In response to yesterday’s massive street protest against the government’s plan to roll out a new consumption tax next year, the minister claimed most Malaysians are “sickened” by such rallies for disrupting their routine.
“The majority of the public generally know that street demonstrations disrupt their daily lives,” he told a news conference at Umno’s headquarters here.
“Businesses and the reaction to demonstrations are extremely negative... they have become sickened by these demonstrations,” added Zahid, who is also Umno vice-president.
He observed that the authorities agreed to the rally against the Goods and Services Tax (GST) only after the organisers agreed to certain conditions, which he suggested were not kept.
“They can express their differing views through the various existing platforms but not through demonstrations or demonstrations that do not abide by the guidelines of the PAA,” Zahid said, using the initials for the Public Assembly Act 2012.
He said the rally organisers had violated the agreement after a minor scuffle broke out between PAS volunteers who helped with security and traffic control yesterday and a group of self-professed anarchists.
The minister was mum on possible action against rally organisers, but the police have said no investigation was forthcoming on the rally despite declaring it illegal last week.
Zahid, however, said the authorities will act against those who allegedly assaulted a photojournalist at the rally yesterday.
“KDN and the police are sympathetic towards the photographer and an investigation will be opened for action to be taken,” he said, using the Malay initials for the Home Ministry.

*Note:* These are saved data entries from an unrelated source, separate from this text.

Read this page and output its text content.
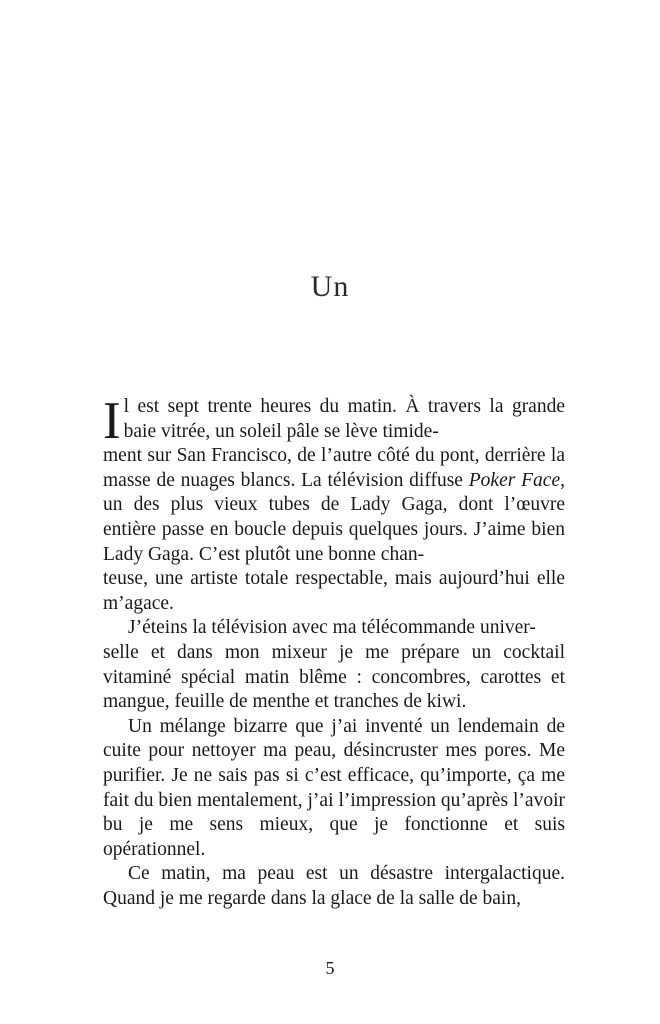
Un

Il est sept trente heures du matin. À travers la grande baie vitrée, un soleil pâle se lève timide-
ment sur San Francisco, de l’autre côté du pont, derrière la masse de nuages blancs. La télévision diffuse Poker Face, un des plus vieux tubes de Lady Gaga, dont l’œuvre entière passe en boucle depuis quelques jours. J’aime bien Lady Gaga. C’est plutôt une bonne chan-
teuse, une artiste totale respectable, mais aujourd’hui elle m’agace.

J’éteins la télévision avec ma télécommande univer-
selle et dans mon mixeur je me prépare un cocktail vitaminé spécial matin blême : concombres, carottes et mangue, feuille de menthe et tranches de kiwi.

Un mélange bizarre que j’ai inventé un lendemain de cuite pour nettoyer ma peau, désincruster mes pores. Me purifier. Je ne sais pas si c’est efficace, qu’importe, ça me fait du bien mentalement, j’ai l’impression qu’après l’avoir bu je me sens mieux, que je fonctionne et suis opérationnel.

Ce matin, ma peau est un désastre intergalactique. Quand je me regarde dans la glace de la salle de bain,

5
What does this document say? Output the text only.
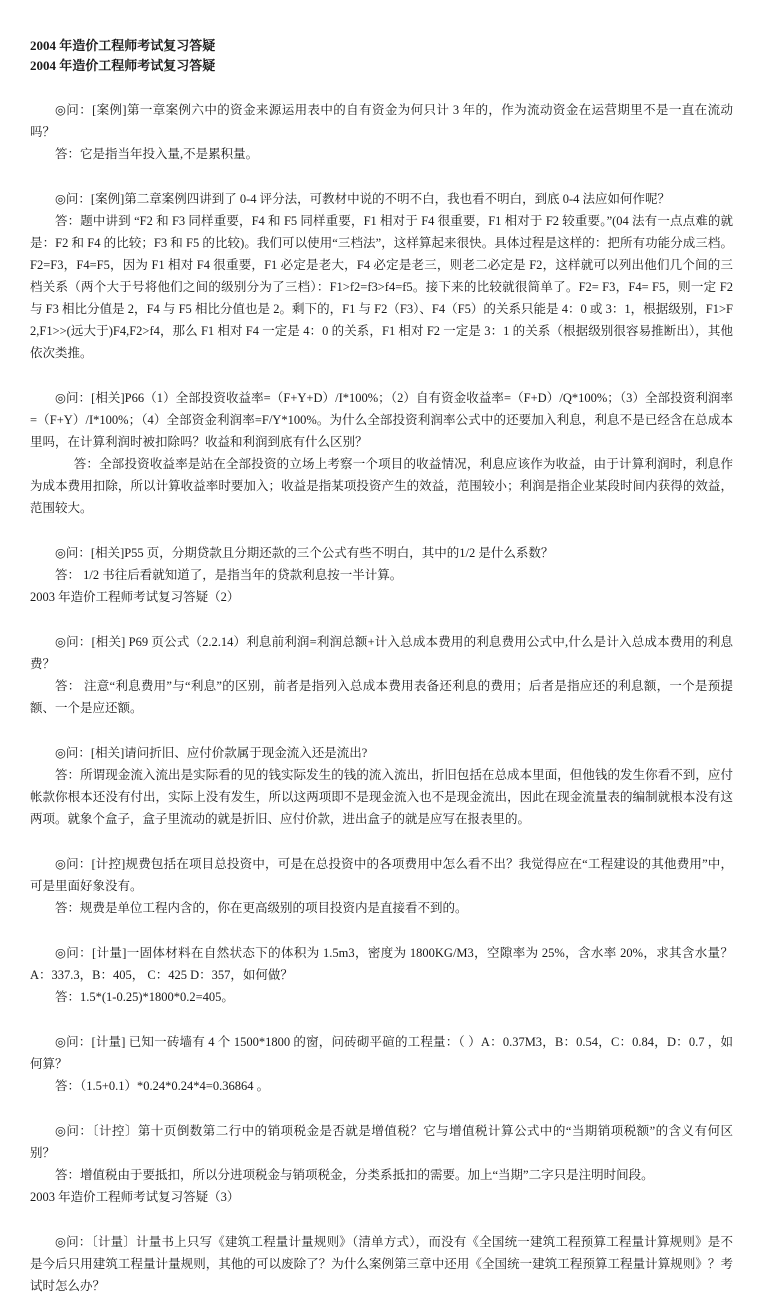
2004 年造价工程师考试复习答疑

2004 年造价工程师考试复习答疑

◎问：[案例]第一章案例六中的资金来源运用表中的自有资金为何只计 3 年的，作为流动资金在运营期里不是一直在流动吗？

答：它是指当年投入量,不是累积量。

◎问：[案例]第二章案例四讲到了 0-4 评分法，可教材中说的不明不白，我也看不明白，到底 0-4 法应如何作呢？

答：题中讲到 “F2 和 F3 同样重要，F4 和 F5 同样重要，F1 相对于 F4 很重要，F1 相对于 F2 较重要。”(04 法有一点点难的就是：F2 和 F4 的比较；F3 和 F5 的比较)。我们可以使用“三档法”，这样算起来很快。具体过程是这样的：把所有功能分成三档。F2=F3，F4=F5，因为 F1 相对 F4 很重要，F1 必定是老大，F4 必定是老三，则老二必定是 F2，这样就可以列出他们几个间的三档关系（两个大于号将他们之间的级别分为了三档）：F1>f2=f3>f4=f5。接下来的比较就很简单了。F2= F3，F4= F5，则一定 F2 与 F3 相比分值是 2，F4 与 F5 相比分值也是 2。剩下的，F1 与 F2（F3）、F4（F5）的关系只能是 4：0 或 3：1，根据级别，F1>F2,F1>>(远大于)F4,F2>f4，那么 F1 相对 F4 一定是 4：0 的关系，F1 相对 F2 一定是 3：1 的关系（根据级别很容易推断出），其他依次类推。

◎问：[相关]P66（1）全部投资收益率=（F+Y+D）/I*100%；（2）自有资金收益率=（F+D）/Q*100%；（3）全部投资利润率=（F+Y）/I*100%；（4）全部资金利润率=F/Y*100%。为什么全部投资利润率公式中的还要加入利息，利息不是已经含在总成本里吗，在计算利润时被扣除吗？收益和利润到底有什么区别？

答：全部投资收益率是站在全部投资的立场上考察一个项目的收益情况，利息应该作为收益，由于计算利润时，利息作为成本费用扣除，所以计算收益率时要加入；收益是指某项投资产生的效益，范围较小；利润是指企业某段时间内获得的效益，范围较大。

◎问：[相关]P55 页，分期贷款且分期还款的三个公式有些不明白，其中的1/2 是什么系数？

答： 1/2 书往后看就知道了，是指当年的贷款利息按一半计算。

2003 年造价工程师考试复习答疑（2）

◎问：[相关] P69 页公式（2.2.14）利息前利润=利润总额+计入总成本费用的利息费用公式中,什么是计入总成本费用的利息费？

答： 注意“利息费用”与“利息”的区别，前者是指列入总成本费用表备还利息的费用；后者是指应还的利息额，一个是预提额、一个是应还额。

◎问：[相关]请问折旧、应付价款属于现金流入还是流出?

答：所谓现金流入流出是实际看的见的钱实际发生的钱的流入流出，折旧包括在总成本里面，但他钱的发生你看不到，应付帐款你根本还没有付出，实际上没有发生，所以这两项即不是现金流入也不是现金流出，因此在现金流量表的编制就根本没有这两项。就象个盒子，盒子里流动的就是折旧、应付价款，进出盒子的就是应写在报表里的。

◎问：[计控]规费包括在项目总投资中，可是在总投资中的各项费用中怎么看不出？我觉得应在“工程建设的其他费用”中，可是里面好象没有。

答：规费是单位工程内含的，你在更高级别的项目投资内是直接看不到的。

◎问：[计量]一固体材料在自然状态下的体积为 1.5m3，密度为 1800KG/M3，空隙率为 25%，含水率 20%，求其含水量？A：337.3，B：405， C：425 D：357，如何做？

答：1.5*(1-0.25)*1800*0.2=405。

◎问：[计量] 已知一砖墙有 4 个 1500*1800 的窗，问砖砌平碹的工程量：（ ）A：0.37M3，B：0.54，C：0.84，D：0.7 ，如何算？

答：（1.5+0.1）*0.24*0.24*4=0.36864 。

◎问：〔计控〕第十页倒数第二行中的销项税金是否就是增值税？它与增值税计算公式中的“当期销项税额”的含义有何区别？

答：增值税由于要抵扣，所以分进项税金与销项税金，分类系抵扣的需要。加上“当期”二字只是注明时间段。

2003 年造价工程师考试复习答疑（3）

◎问：〔计量〕计量书上只写《建筑工程量计量规则》（清单方式），而没有《全国统一建筑工程预算工程量计算规则》是不是今后只用建筑工程量计量规则，其他的可以废除了？为什么案例第三章中还用《全国统一建筑工程预算工程量计算规则》？考试时怎么办？
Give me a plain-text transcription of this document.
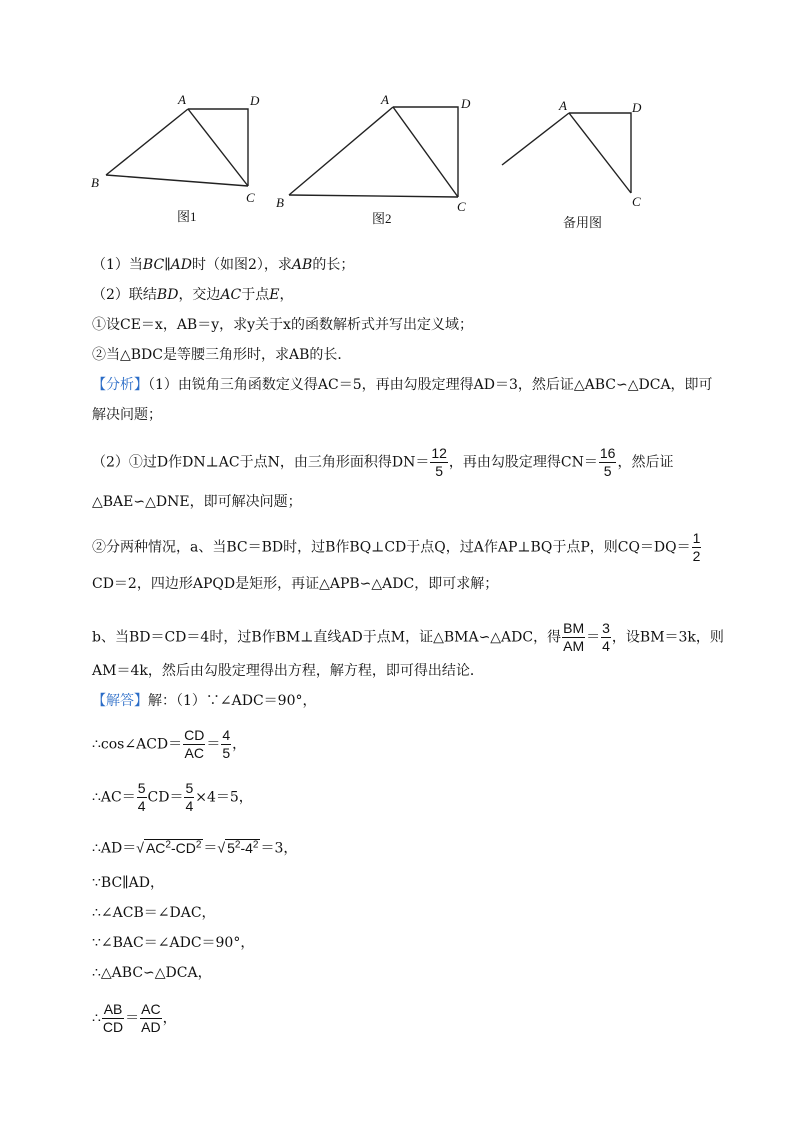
A	D
B
C
图1
A	D
B	C
图2
A	D
C
备用图
（1）当BC∥AD时（如图2），求AB的长；
（2）联结BD，交边AC于点E，
①设CE＝x，AB＝y，求y关于x的函数解析式并写出定义域；
②当△BDC是等腰三角形时，求AB的长．
【分析】（1）由锐角三角函数定义得AC＝5，再由勾股定理得AD＝3，然后证△ABC∽△DCA，即可
解决问题；
（2）①过D作DN⊥AC于点N，由三角形面积得$DN= \frac{12}{5}$ ，再由勾股定理得$CN= \frac{16}{5}$ ，然后证
△BAE∽△DNE，即可解决问题；
②分两种情况，a、当BC＝BD时，过B作BQ⊥CD于点Q，过A作AP⊥BQ于点P，则$CQ=DQ= \frac{1}{2}$
CD＝2，四边形APQD是矩形，再证△APB∽△ADC，即可求解；
b、当BD＝CD＝4时，过B作BM⊥直线AD于点M，证△BMA∽△ADC，得 $\frac{BM}{AM} = \frac{3}{4}$ ，设BM＝3k，则
AM＝4k，然后由勾股定理得出方程，解方程，即可得出结论．
【解答】解：（1）∵∠ADC＝90°，
∴cos∠ACD＝ $\frac{CD}{AC} = \frac{4}{5}$ ，
∴AC＝ $\frac{5}{4} CD= \frac{5}{4} \times 4=5$，
∴AD＝√ $AC^2-CD^2$ ＝√ $5^2-4^2 =3$，
∵BC∥AD，
∴∠ACB＝∠DAC，
∵∠BAC＝∠ADC＝90°，
∴△ABC∽△DCA，
∴ $\frac{AB}{CD} = \frac{AC}{AD}$ ，
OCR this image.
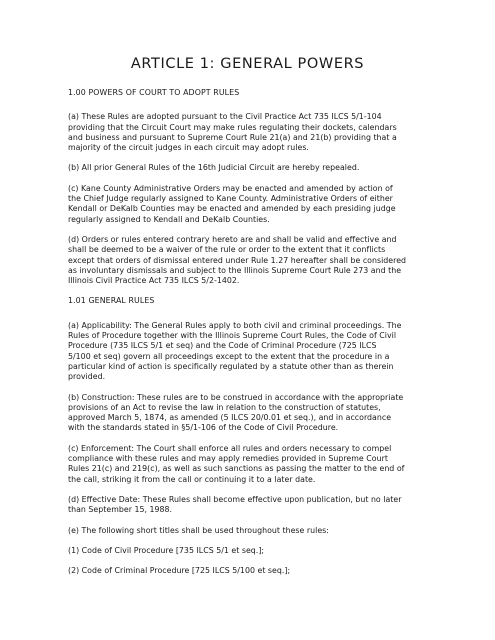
ARTICLE 1: GENERAL POWERS
1.00 POWERS OF COURT TO ADOPT RULES
(a) These Rules are adopted pursuant to the Civil Practice Act 735 ILCS 5/1-104
providing that the Circuit Court may make rules regulating their dockets, calendars
and business and pursuant to Supreme Court Rule 21(a) and 21(b) providing that a
majority of the circuit judges in each circuit may adopt rules.
(b) All prior General Rules of the 16th Judicial Circuit are hereby repealed.
(c) Kane County Administrative Orders may be enacted and amended by action of
the Chief Judge regularly assigned to Kane County. Administrative Orders of either
Kendall or DeKalb Counties may be enacted and amended by each presiding judge
regularly assigned to Kendall and DeKalb Counties.
(d) Orders or rules entered contrary hereto are and shall be valid and effective and
shall be deemed to be a waiver of the rule or order to the extent that it conflicts
except that orders of dismissal entered under Rule 1.27 hereafter shall be considered
as involuntary dismissals and subject to the Illinois Supreme Court Rule 273 and the
Illinois Civil Practice Act 735 ILCS 5/2-1402.
1.01 GENERAL RULES
(a) Applicability: The General Rules apply to both civil and criminal proceedings. The
Rules of Procedure together with the Illinois Supreme Court Rules, the Code of Civil
Procedure (735 ILCS 5/1 et seq) and the Code of Criminal Procedure (725 ILCS
5/100 et seq) govern all proceedings except to the extent that the procedure in a
particular kind of action is specifically regulated by a statute other than as therein
provided.
(b) Construction: These rules are to be construed in accordance with the appropriate
provisions of an Act to revise the law in relation to the construction of statutes,
approved March 5, 1874, as amended (5 ILCS 20/0.01 et seq.), and in accordance
with the standards stated in §5/1-106 of the Code of Civil Procedure.
(c) Enforcement: The Court shall enforce all rules and orders necessary to compel
compliance with these rules and may apply remedies provided in Supreme Court
Rules 21(c) and 219(c), as well as such sanctions as passing the matter to the end of
the call, striking it from the call or continuing it to a later date.
(d) Effective Date: These Rules shall become effective upon publication, but no later
than September 15, 1988.
(e) The following short titles shall be used throughout these rules:
(1) Code of Civil Procedure [735 ILCS 5/1 et seq.];
(2) Code of Criminal Procedure [725 ILCS 5/100 et seq.];
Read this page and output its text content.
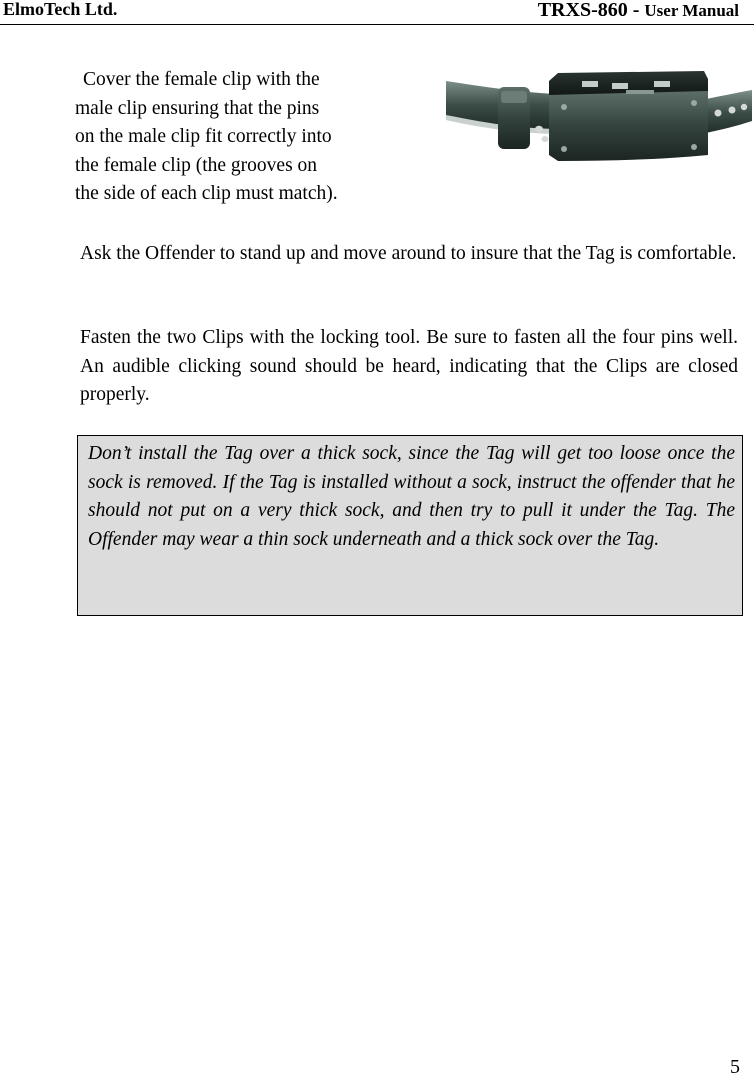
ElmoTech Ltd.	TRXS-860 - User Manual
Cover the female clip with the
male clip ensuring that the pins
on the male clip fit correctly into
the female clip (the grooves on
the side of each clip must match).
Ask the Offender to stand up and move around to insure that the Tag is comfortable.
Fasten the two Clips with the locking tool. Be sure to fasten all the four pins well. An audible clicking sound should be heard, indicating that the Clips are closed properly.
Don’t install the Tag over a thick sock, since the Tag will get too loose once the sock is removed. If the Tag is installed without a sock, instruct the offender that he should not put on a very thick sock, and then try to pull it under the Tag. The Offender may wear a thin sock underneath and a thick sock over the Tag.
5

The government has come under fire for charging opposition leaders with violating certain clauses in the PAA, such as failing to provide the police with a 10-day advance notice.
But on April 25 the Court of Appeal unanimously ruled it unconstitutional to criminalise spontaneous public assemblies in breach of the requirement, causing public embarrassment for the police force.
Inspector General of Police Tan Sri Khalid Abu Bakar was forced to recall his earlier declaration that the May Day anti-GST rally was illegal.
Police estimated some 15,000 people had taken part in yesterday’s demonstration to protest an impending tax that critics say would burden the poor.
The rally called “GST — Protest till it is dropped” is organised by a coalition of 89 non-government organisations, including workers’ rights group, Jaringan Rakyat Tertindas (Jerit), and student activist group, Solidariti Anak Muda Malaysia (SAMM).